There is no longer a nation of Elam.
There still was an Elam in Ezra’s time, when men from Elam (and others) lobbied Xerxes to stop Jerusalem being rebuilt:
Ezra 4:9-10 They greeted the king for all their colleagues—the judges and local leaders, the people of Tarpel, the Persians, the Babylonians, and the people of Erech and Susa (that is, Elam). They also sent greetings from the rest of the people whom the great and noble Ashurbanipal] had deported and relocated in Samaria and throughout the neighboring lands of the province west of the Euphrates River.
Even this suggests that some of these people, possibly including Elam, had been scattered across Samaria and nearby lands.
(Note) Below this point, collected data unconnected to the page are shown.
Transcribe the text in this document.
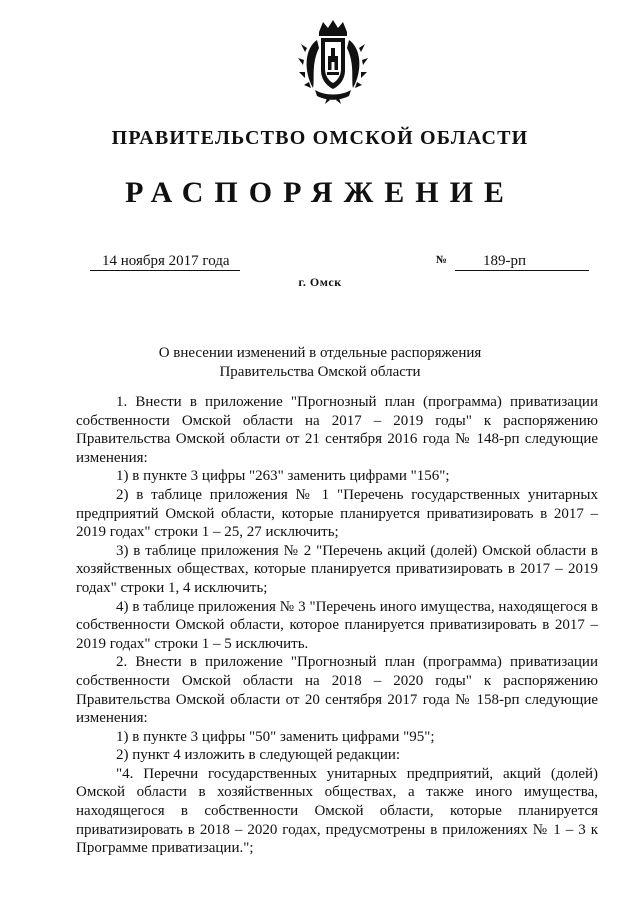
ПРАВИТЕЛЬСТВО ОМСКОЙ ОБЛАСТИ
РАСПОРЯЖЕНИЕ
14 ноября 2017 года	№	189-рп
г. Омск
О внесении изменений в отдельные распоряжения
Правительства Омской области

1. Внести в приложение "Прогнозный план (программа) приватизации собственности Омской области на 2017 – 2019 годы" к распоряжению Правительства Омской области от 21 сентября 2016 года № 148-рп следующие изменения:

1) в пункте 3 цифры "263" заменить цифрами "156";

2) в таблице приложения № 1 "Перечень государственных унитарных предприятий Омской области, которые планируется приватизировать в 2017 – 2019 годах" строки 1 – 25, 27 исключить;

3) в таблице приложения № 2 "Перечень акций (долей) Омской области в хозяйственных обществах, которые планируется приватизировать в 2017 – 2019 годах" строки 1, 4 исключить;

4) в таблице приложения № 3 "Перечень иного имущества, находящегося в собственности Омской области, которое планируется приватизировать в 2017 – 2019 годах" строки 1 – 5 исключить.

2. Внести в приложение "Прогнозный план (программа) приватизации собственности Омской области на 2018 – 2020 годы" к распоряжению Правительства Омской области от 20 сентября 2017 года № 158-рп следующие изменения:

1) в пункте 3 цифры "50" заменить цифрами "95";

2) пункт 4 изложить в следующей редакции:

"4. Перечни государственных унитарных предприятий, акций (долей) Омской области в хозяйственных обществах, а также иного имущества, находящегося в собственности Омской области, которые планируется приватизировать в 2018 – 2020 годах, предусмотрены в приложениях № 1 – 3 к Программе приватизации.";
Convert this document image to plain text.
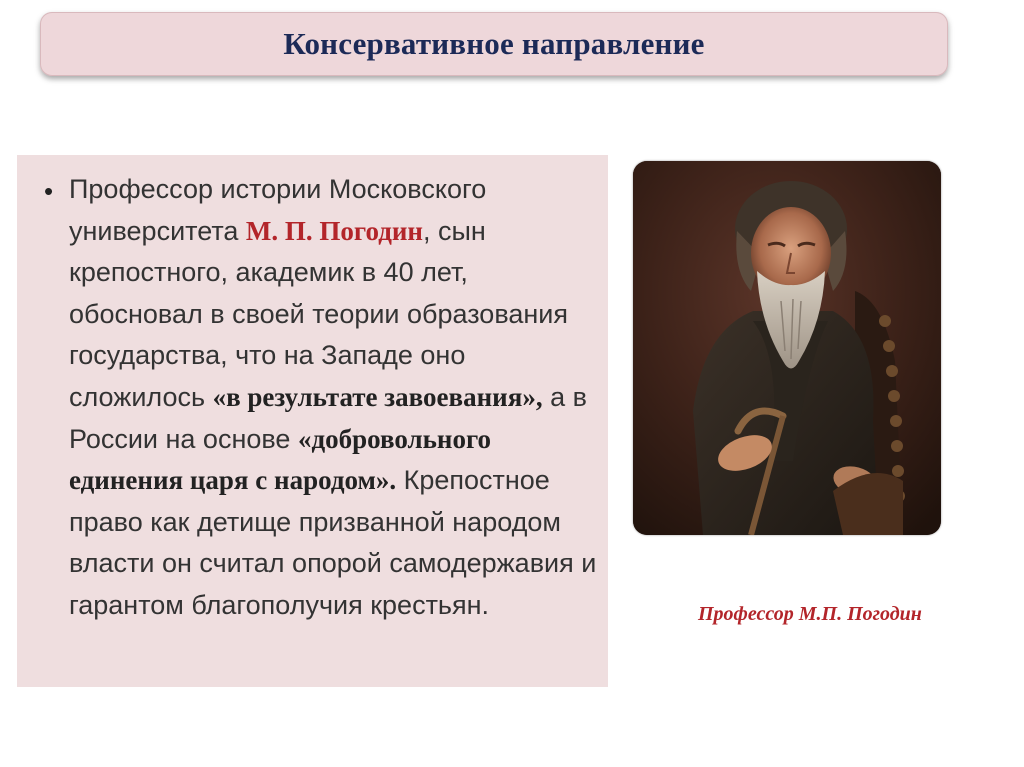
Консервативное направление
• Профессор истории Московского университета М. П. Погодин, сын крепостного, академик в 40 лет, обосновал в своей теории образования государства, что на Западе оно сложилось «в результате завоевания», а в России на основе «добровольного единения царя с народом». Крепостное право как детище призванной народом власти он считал опорой самодержавия и гарантом благополучия крестьян.	Профессор М.П. Погодин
The destruction seen by Jeremiah and Ezekiel eventually came, probably at the hands of the Assyrians, the Babylonians, the Medes and the Persians, and probably others.
Written Elamite probably disappeared with the nation itself in around 500–300BC (only rulers, priests and scribes left written records at the time). Even so, the Elamite language was still spoken on the day of Pentecost:
Acts 2:9Here we are—Parthians, Medes, Elamites, people from Mesopotamia, Judea, Cappadocia, Pontus, the province of Asia,
But there’s no record of Elamite now: Elamite is considered to be extinct, with no obvious links to any modern language.
This all leaves one, unfulfilled verse from Jeremiah’s prophecy:
Jeremiah 49:39 But I will restore the fortunes of Elam
in days to come. I, the Lord, have spoken!
Some people think Iran is modern-day Elam, but that’s only supposition. We don’t know either way. We won’t know until either Elam is restored as prophesied, or Iran/Persia fulfils the entire prophecy written for Elam.